Monday of the Twenty-seventh Week in Ordinary Time
In distress I cried out to the Lord.
From the midst of the netherworld I begged. For you hurled me into the deep,
I was submerged.
The waters swirled around me, endangering me. I was enveloped by the abyss.
Down I descended, the gates of the netherworld closing behind me forever.
You rescued my life from the pit, O my God.
~ Jonah 2:3-10
“Life’s the pits!” This slang expression originated on the college scene in the 1950s and really took off when it was commonly expressed by TVs “Rhoda” in the 1970s.
Cultural reference to “pits” is widely found: trading pit, pit bull, armpit, cockpit, money-pit, mosh pit, pitfall, pit-viper, ash-pit, cesspit, coal pit.
The late Supreme Court Justice, Louis Brandeis, said to his easily frustrated daughter, “My dear, if you would only recognize that life is difficult, things would be so much easier for you.” Sort of, “Yes, life can be the pits, it is now and ever shall be.
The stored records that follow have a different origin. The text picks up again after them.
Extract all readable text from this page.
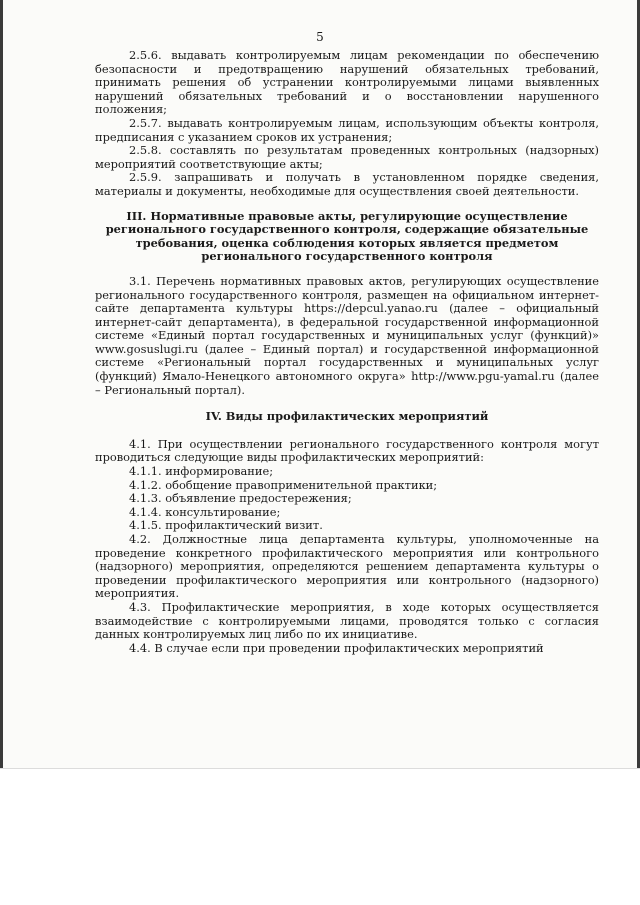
5

2.5.6. выдавать контролируемым лицам рекомендации по обеспечению безопасности и предотвращению нарушений обязательных требований, принимать решения об устранении контролируемыми лицами выявленных нарушений обязательных требований и о восстановлении нарушенного положения;

2.5.7. выдавать контролируемым лицам, использующим объекты контроля, предписания с указанием сроков их устранения;

2.5.8. составлять по результатам проведенных контрольных (надзорных) мероприятий соответствующие акты;

2.5.9. запрашивать и получать в установленном порядке сведения, материалы и документы, необходимые для осуществления своей деятельности.

III. Нормативные правовые акты, регулирующие осуществление регионального государственного контроля, содержащие обязательные требования, оценка соблюдения которых является предметом регионального государственного контроля

3.1. Перечень нормативных правовых актов, регулирующих осуществление регионального государственного контроля, размещен на официальном интернет-сайте департамента культуры https://depcul.yanao.ru (далее – официальный интернет-сайт департамента), в федеральной государственной информационной системе «Единый портал государственных и муниципальных услуг (функций)» www.gosuslugi.ru (далее – Единый портал) и государственной информационной системе «Региональный портал государственных и муниципальных услуг (функций) Ямало-Ненецкого автономного округа» http://www.pgu-yamal.ru (далее – Региональный портал).

IV. Виды профилактических мероприятий

4.1. При осуществлении регионального государственного контроля могут проводиться следующие виды профилактических мероприятий:

4.1.1. информирование;

4.1.2. обобщение правоприменительной практики;

4.1.3. объявление предостережения;

4.1.4. консультирование;

4.1.5. профилактический визит.

4.2. Должностные лица департамента культуры, уполномоченные на проведение конкретного профилактического мероприятия или контрольного (надзорного) мероприятия, определяются решением департамента культуры о проведении профилактического мероприятия или контрольного (надзорного) мероприятия.

4.3. Профилактические мероприятия, в ходе которых осуществляется взаимодействие с контролируемыми лицами, проводятся только с согласия данных контролируемых лиц либо по их инициативе.

4.4. В случае если при проведении профилактических мероприятий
So why not simply do the best you can and accept with gratitude the good that does come your way?”
I would tell my students over the years something that took me years to learn: “life is hard…for everybody.” The boys seemed surprised by that. There’s something freeing about it, a “letting go” of unreasonable expectation that life is supposed to be easy, uncluttered, smooth — that there is some kind of eventual landing place where everything comes together and we can take a deep breath because we have finally arrived. Such a place does not exist this side of the Pearly Gates.
Our cultural use of “the pits” is only a shadow of what is found in our readings today from Jonah. In the 1st reading and the responsorial taken from the prophet, “the pit” is akin to the pit of hell, the domain of evil spirits, anything devoid of God. A way of despair — much more than the unfairness of life.
The good news and great grace of the Incarnation is that, in Jesus, God entered our humanity, experiencing these things. Because Christ, the light of the world, is our eternal light, the darkness flees before him. In him “the pits” are but a moment's inconvenience. And by the light of our baptisms and the living out of our baptisms we have been enveloped in that same light so as to dissipate “the pits'' for others.